何かシャディアの反応は最近会話した夢見がちな妹の反応と似ていて察しがついた。イザークの妹は最近恋愛小説に夢中なようで騎士団所属の兄に対して多くの質問を投げかけてきたのだ。

やれ騎士団には美形がそろっているのは本当なのか。やれ貴族の令嬢との秘密の恋に溺れたことはないのか。やれ王室からの秘密の任務を個々に請け負っていて単独行動をすることもあるのか。久しぶりに会うなり鼻息荒く迫ってくる妹の勢いと異様な雰囲気にただただ圧倒された。

最後には王族との婚姻を結んだものはいないのか、結びそうなものはいないのか等ととっておきの情報を求めるが故に興奮気味に絡みついてきたのだ。あまりに突拍子もない話題、誰から聞いた情報なのかと問えばそういった恋愛小説が流行して数多くの名作が生まれ、世の女性を虜にしているのだという。

それには言葉もなく、いや言葉を失って頭を抱えたものだった。妹にしてみたら真偽はどうでもよく、ただその小説が楽しいのだと。好奇心で聞いてみたかっただけなのだと吐き捨てて部屋にこもってしまった。自己満足で去っていった嵐はイザークの心にそれなりの被害を及ぼした。

前々から元気な奴だと思っていたが、それとは違う種類のような気がして頭が痛い。今のシャディアの反応は妹のそれに似ている。好奇心、適当になんとなく聞いてみたような意味のない言葉である雰囲気がありありと感じられた。振り回される方の事なんてお構いなしだ。

「あ、当たりだった?」

何も言わないイザークに対して察して欲しいのはそこではないのだが、自分の思う所と違う場所を心配されるのはどうも居心地が悪い。何を発言しようが結局はシャディアのいいように解釈されるだけなのだろう。ここにあの方たちがいたら絶対に指さして笑うだろうな。そんな事を思うとため息が出た。

「…そんなところです。」

これ以上の会話は疲労にも繋がるし迂闊な事も漏らしかねない。ここはシャディアの言い分に乗っておこうと半ば投げやりに頷いてイザークはこの話題を閉じようと試みた。

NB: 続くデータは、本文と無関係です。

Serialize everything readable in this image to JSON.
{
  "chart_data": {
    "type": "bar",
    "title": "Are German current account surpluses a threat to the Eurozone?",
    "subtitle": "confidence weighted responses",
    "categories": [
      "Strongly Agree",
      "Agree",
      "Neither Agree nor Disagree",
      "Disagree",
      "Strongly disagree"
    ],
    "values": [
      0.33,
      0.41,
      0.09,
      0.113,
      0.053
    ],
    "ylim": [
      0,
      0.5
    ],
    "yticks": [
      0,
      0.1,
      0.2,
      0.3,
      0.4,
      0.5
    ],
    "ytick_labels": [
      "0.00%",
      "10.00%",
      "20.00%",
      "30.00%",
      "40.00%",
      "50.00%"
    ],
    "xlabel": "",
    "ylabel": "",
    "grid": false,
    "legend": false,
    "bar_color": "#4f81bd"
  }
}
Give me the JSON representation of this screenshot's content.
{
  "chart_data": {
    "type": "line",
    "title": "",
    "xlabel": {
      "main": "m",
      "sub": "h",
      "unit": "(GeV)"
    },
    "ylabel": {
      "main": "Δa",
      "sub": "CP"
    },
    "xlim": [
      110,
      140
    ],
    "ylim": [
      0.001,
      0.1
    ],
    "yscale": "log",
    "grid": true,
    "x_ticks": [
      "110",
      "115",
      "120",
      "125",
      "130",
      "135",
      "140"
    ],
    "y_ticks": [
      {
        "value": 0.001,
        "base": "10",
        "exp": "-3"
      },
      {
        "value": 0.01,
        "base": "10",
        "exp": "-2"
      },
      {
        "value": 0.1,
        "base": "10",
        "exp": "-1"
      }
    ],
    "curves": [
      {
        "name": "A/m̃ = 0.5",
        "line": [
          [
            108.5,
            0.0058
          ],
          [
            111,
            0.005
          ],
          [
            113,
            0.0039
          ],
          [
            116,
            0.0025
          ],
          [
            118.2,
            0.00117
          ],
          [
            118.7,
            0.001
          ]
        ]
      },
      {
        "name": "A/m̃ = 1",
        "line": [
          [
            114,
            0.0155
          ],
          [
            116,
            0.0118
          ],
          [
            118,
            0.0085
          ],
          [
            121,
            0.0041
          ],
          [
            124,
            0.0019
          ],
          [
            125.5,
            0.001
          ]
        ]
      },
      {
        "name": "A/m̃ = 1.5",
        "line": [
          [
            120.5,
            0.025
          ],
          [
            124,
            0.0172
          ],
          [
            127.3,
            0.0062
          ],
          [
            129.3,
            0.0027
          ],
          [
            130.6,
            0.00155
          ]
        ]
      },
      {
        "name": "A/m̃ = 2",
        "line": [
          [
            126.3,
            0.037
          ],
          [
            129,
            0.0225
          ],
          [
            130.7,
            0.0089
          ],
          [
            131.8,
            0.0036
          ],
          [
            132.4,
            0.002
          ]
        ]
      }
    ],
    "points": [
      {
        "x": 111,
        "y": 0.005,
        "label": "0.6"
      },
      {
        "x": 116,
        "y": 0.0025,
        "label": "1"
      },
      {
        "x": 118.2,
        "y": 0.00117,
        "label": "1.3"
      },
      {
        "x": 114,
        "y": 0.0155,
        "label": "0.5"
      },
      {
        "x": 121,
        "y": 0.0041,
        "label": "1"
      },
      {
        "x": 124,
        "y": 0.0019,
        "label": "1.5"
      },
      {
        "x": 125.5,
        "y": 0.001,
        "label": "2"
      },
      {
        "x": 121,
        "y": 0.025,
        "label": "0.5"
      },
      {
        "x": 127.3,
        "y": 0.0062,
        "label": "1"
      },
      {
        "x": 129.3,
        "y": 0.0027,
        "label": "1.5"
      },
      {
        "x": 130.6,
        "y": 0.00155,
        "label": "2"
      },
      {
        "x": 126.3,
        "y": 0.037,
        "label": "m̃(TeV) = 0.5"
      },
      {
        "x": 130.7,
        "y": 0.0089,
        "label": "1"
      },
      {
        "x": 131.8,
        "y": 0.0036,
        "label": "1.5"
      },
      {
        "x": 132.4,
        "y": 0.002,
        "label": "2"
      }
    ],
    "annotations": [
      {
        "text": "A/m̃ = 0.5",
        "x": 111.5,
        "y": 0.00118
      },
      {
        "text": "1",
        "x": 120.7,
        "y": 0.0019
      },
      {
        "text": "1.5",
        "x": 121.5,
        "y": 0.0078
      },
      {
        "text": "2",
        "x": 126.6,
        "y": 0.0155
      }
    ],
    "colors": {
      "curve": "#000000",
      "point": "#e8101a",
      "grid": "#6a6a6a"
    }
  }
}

横目で見ればシャディアは顔を輝かせて何度も深く頷いている。やはり自分の考えた通りなのだと満足気に口角を上げていた。放っておいた事で後々面倒な事になりそうな予感を抱えつつも、とりあえずこの場はこれで乗り越えようとイザークは苦笑いをするしかなかった。

「イザークさんのお休みが終わるまでコレね。」

そう言って人差し指を口元に当てるシャディアが優しく微笑む。

「そうしていただけると。」
「私たちの秘密ね。」

ため息交じりだったとはいえ、イザークの返事にシャディアは目を細めて口角を上げた。それは今までに見たどの笑顔よりも大人びていて幼さを隠したものだった。なんだ、と一瞬高鳴った鼓動に首を傾げてイザークは戸惑う。

「王都、楽しみだな。案内してくださいね!」
「…現地解散の予定では?」
「そんなこと言わないで、旅は道連れっていうじゃないですか。さっきの町よりも大きいんでしょ?どんな人がいるのかな…道端で弾いても?」
「さあ、演奏者はいますが許可があるのかは。」

視線を宙に逃がして巡らせてみてもイザークには半端な答えしか出なかった。いつもの日々を過ごす場所ではあるが、そういった見方をしていない分どうだったか自信がない。

いやむしろ、そのことを知らない自分に問題があるのだと気づかされて眉を寄せた。日常の些細なことにも疑問を持って知識にしなければ。他の街で感じたことはいいきっかけとして自分のものにしなければいけないのだとイザークは人知れず自分を叱った。

「そっか。聞いてみないとね。今日はどこまでいくの?」
「イルーバという町まで。」
「夜には町に着く?」
「ええ、多分。」

外の様子を見ながら答えるイザークにシャディアは瞬きを重ねて首を傾げた。何だろうか、さっきからこの何となく伝わってくるイザークの心理状態は。

「この先の街で一度馬車を乗り換えてから進んだ先です。そこでどの位待ち時間があるかは分からないのでそれ次第です。」
「乗り換え。」
「この先も何度か乗り換えますよ。」

イザークの言葉にシャディアは納得するように何度も頷いた。その言い方は少し抵抗があるような色を含んでいる気がしてそのまま様子を窺うことにする。